The Dark Knight eventually triumphs, but not before becoming a deranged addict, sending Alfred packing and refusing to read the newspaper.
Batman goes to his dealer...
An overly aggressive and out of balance Bruce sends his trusty butler and best friend, Alfred, packing.
'Legends of the Dark Knight #18 (1991)' has the infamous cover of a strung-out Bruce Wayne. In this issue, he comes to his senses and has Alfred lock him in the Batcave for a month in a self-imposed detox.
And in the next issue - after Batman kicks his habit - he fights a shark on one of my favorite Batman covers of all time.
Proving to kids that they don't need drugs to fight crime or to help beat up innocent sea creatures!
Okay, some of that stuff was a little bit crazy, but now it's time to get nuts...
1. BATMAN IS BATBALLS CRAZY
In 'World Finest Comics #153 (1965),' Batman becomes convinced that Superman killed his father, slaps Robin for DARING to question his insane crusade against Superman, and teams up with Lex Luthor (after revealing he is secretly Bruce Wayne) to finally take down Superman.
Sounds crazy to you?
Well, it was.
The story was part of DC's line of 'Imaginary Stories.' Whatever the hell that meant. Stories that were made up for comic books, but never really happened in those comic books? You know, like every comic book story, ever.
Take a look at the comic pages yourself to see how nutty Batman was going...
Batman is convinced Superman killed his dad! He must get revenge, but not before he vandalizes a giant picture of Superman - the fiend!
Why he bothered to get a near life-sized portrait of Superman to tear up with a knife when he could have been busy getting revenge on his friend... I don't know. But, Bruce Wayne is crazy and has loads of money, so he can do whatever the heck he wants.
While it is highly unlikely Batman will use any of the bizarre tactics from 'World's Finest #153' in Batman v Superman, the idea that he just might, makes me laugh alone.
"I'll end Superman's career forever," yells an angry Batman to a picture of his parents on the wall. Yeah, sure, yelling at pictures will get the job done, you nutcase!
After his confrontation with Robin, Batman then hypnotizes him (*cough* brainwashes *cough*) to make him forget their conversation... right before dashing off like a lunatic to shoot Superman with an air rifle gun on the next page. Remember, Batman was NOT on drugs in this story - that was a different issue.
Batman puts his sniper skills to the test, tagging Superman with a radioactive tracer round.
Superman picks up an odd sound, but otherwise has no idea that his best friend just fired a rifle at him.
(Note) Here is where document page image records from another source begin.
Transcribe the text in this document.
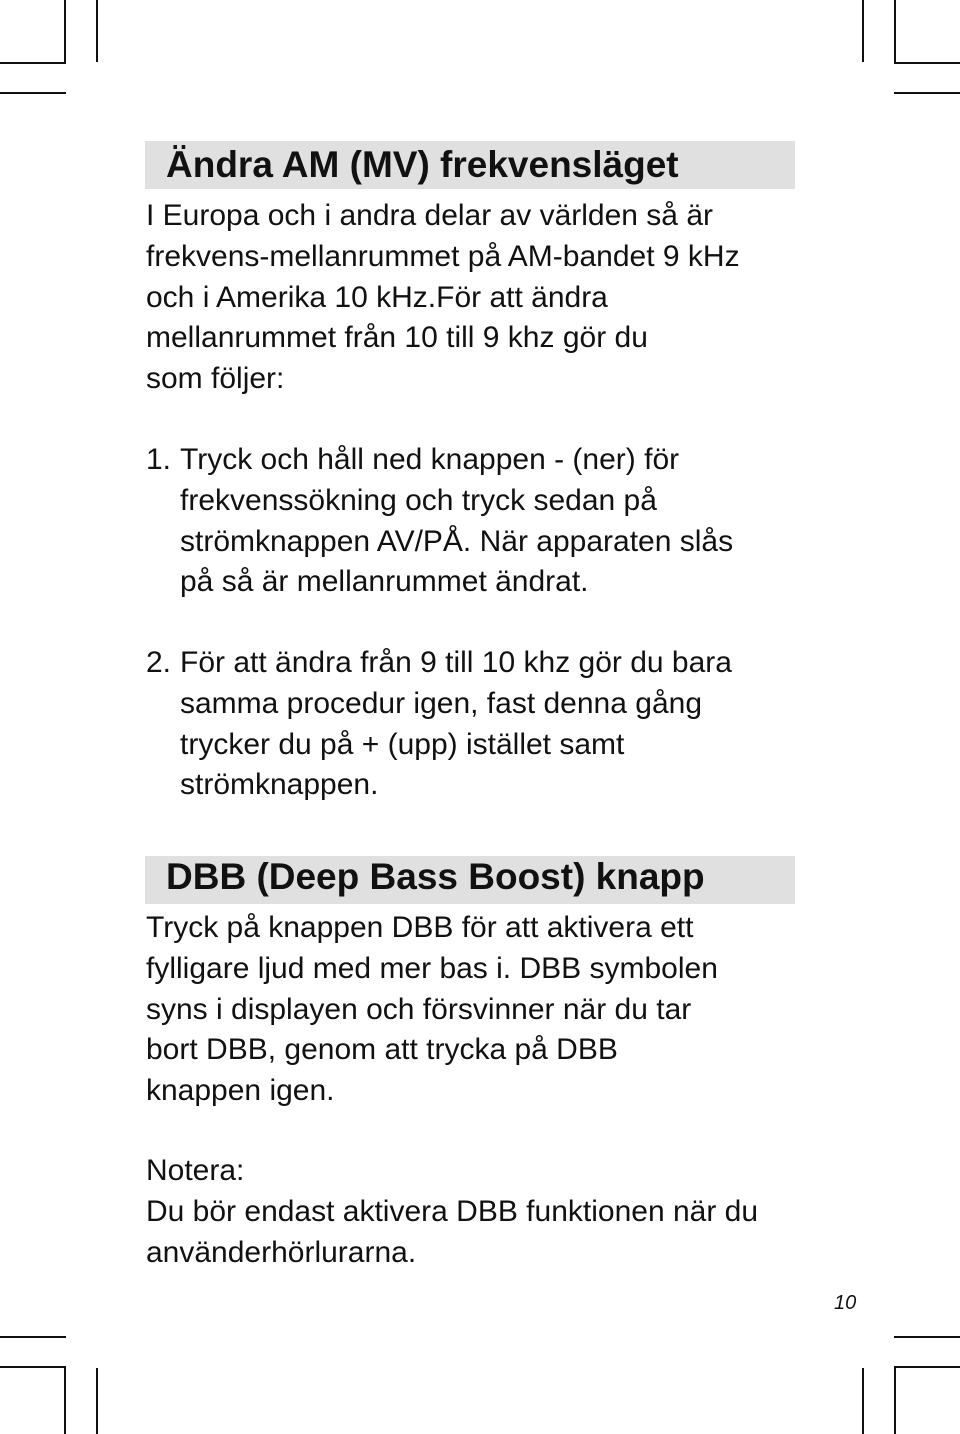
Ändra AM (MV) frekvensläget
I Europa och i andra delar av världen så är
frekvens-mellanrummet på AM-bandet 9 kHz
och i Amerika 10 kHz.För att ändra
mellanrummet från 10 till 9 khz gör du
som följer:
1. Tryck och håll ned knappen - (ner) för
frekvenssökning och tryck sedan på
strömknappen AV/PÅ. När apparaten slås
på så är mellanrummet ändrat.
2. För att ändra från 9 till 10 khz gör du bara
samma procedur igen, fast denna gång
trycker du på + (upp) istället samt
strömknappen.
DBB (Deep Bass Boost) knapp
Tryck på knappen DBB för att aktivera ett
fylligare ljud med mer bas i. DBB symbolen
syns i displayen och försvinner när du tar
bort DBB, genom att trycka på DBB
knappen igen.
Notera:
Du bör endast aktivera DBB funktionen när du
använderhörlurarna.
10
Some friend Batman is!
Later in the story, Batman knocks out Superman with a Kryptonite Batarang (as you do to good friends), putting a quick end to the former World's Finest team. It's dopey, but still kind of cool.
The story ends with Batman accidentally finding out - through not using his famous detective skills whatsoever - that Lex Luthor was the one who really killed his father. DOH!
The Worlds Greatest Jack-Ass triumphs again...
Whoops! Sorry about that, old chum.
"I've taken you down with my Kryptonite Batarang, and now I must confess my secret identity to your worst enemy - who is now my new best friend!"
I hope you had as much fun reading this post as I did writing it, it took me ages as I could not stop laughing at some of these crazy panels.